Nesta data de 05/03/2021, o Conselho Nacional de Justiça julgou o Procedimento de Controle Administrativo - 0002997-82.2020.2.00.0000 de forma a determinar que o Tribunal de Justiça do Estado de São Paulo, no prazo de 90 (noventa) dias, promova a adequação das Normas de Serviço da Corregedoria-Geral da Justiça aos ditames para que seja vedado o credenciamento de instituições públicas ou privadas para a realização de alienações judiciais eletrônicas e assegurando que apenas os leiloeiros devidamente habilitados nas Juntas Comerciais realizem tal atividade.

Determinou, também a possibilidade de designação de oficiais de justiça ou escreventes apenas em situações excepcionalíssimas e desde que o exequente não exerça seu direito de indicação e haja impedimento legal para atuação de todos os leiloeiros públicos credenciados.

A integra do acórdão segue abaixo:

 

 



Conselho Nacional de Justiça
 

 

Autos:

PROCEDIMENTO DE CONTROLE ADMINISTRATIVO - 0002997-82.2020.2.00.0000

Requerente:

GUSTAVO CRISTIANO SAMUEL DOS REIS e outros

Requerido:

TRIBUNAL DE JUSTIÇA DO ESTADO DE SÃO PAULO - TJSP

 

VOTO

 

Conforme relatado, os Requerentes se insurgem, em síntese, contra dispositivos das Normas de Serviço da Corregedoria-Geral da Justiça do Estado de São Paulo que, supostamente, permitem que qualquer empresa ou pessoa física se cadastrem para a prática de leilão judicial por via eletrônica, bem assim que autorizam oficiais de justiça e oficiais de portaria dos auditórios a exercer a atividade privativa dos leiloeiros, nos casos de leilão presencial.
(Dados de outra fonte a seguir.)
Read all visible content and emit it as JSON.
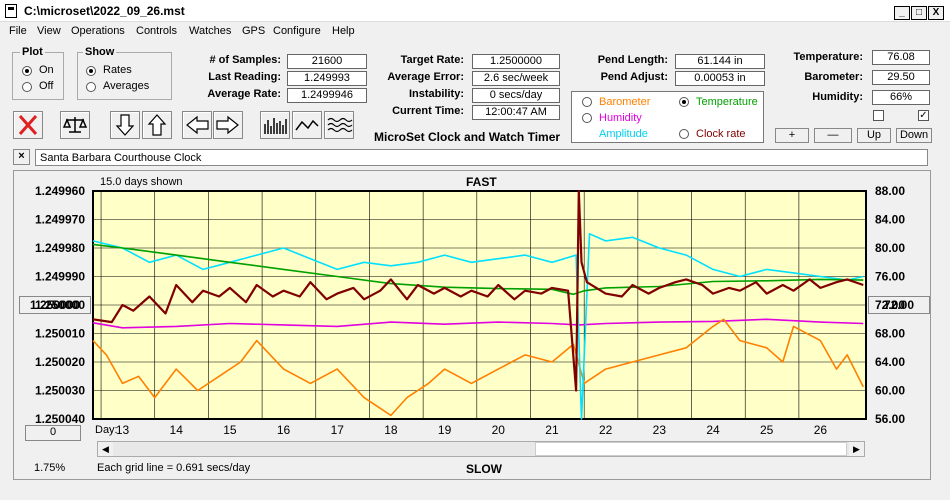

Arguem que tais regras eliminam a exclusividade dos leiloeiros públicos para tais atividades e pugnam por sua adequação a fim de que os leilões judiciais, presenciais ou eletrônicos, se realizem exclusivamente por leiloeiros devidamente habilitados perante as Juntas Comerciais.

Passo à análise de mérito.

 

I – DA ILEGALIDADE DA NORMA QUE USURPA DOS LEILOEIROS PÚBLICOS A COMPETÊNCIA EXCLUSIVA PARA REALIZAÇÃO DE ALIENAÇÃO JUDICIAL POR MEIO ELETRÔNICO

O novo Código de Processo Civil (Lei n. 13.105/2015) atribuiu ao Conselho Nacional de Justiça a competência para a regulamentação da alienação judicial por meio eletrônico, na forma preconizada pelo art. 882, §1º. Verbis:

“Art. 882.  Não sendo possível a sua realização por meio eletrônico, o leilão será presencial.

§ 1º A alienação judicial por meio eletrônico será realizada, observando-se as garantias processuais das partes, de acordo com regulamentação específica do Conselho Nacional de Justiça.

§ 2º A alienação judicial por meio eletrônico deverá atender aos requisitos de ampla publicidade, autenticidade e segurança, com observância das regras estabelecidas na legislação sobre certificação digital.

§ 3º O leilão presencial será realizado no local designado pelo juiz.” (grifei) 

 

Assim, após deliberação do Grupo de Trabalho instituído pela Portaria 64, 24 de junho de 2015 para o desenvolvimento de estudos sobre o alcance das modificações trazidas pela Lei nº 13.105, de 16 de março de 2015, bem assim a realização de Consulta Pública, foi aprovada pelo Plenário desta Casa a Resolução CNJ n. 236, de 13 de julho de 2016.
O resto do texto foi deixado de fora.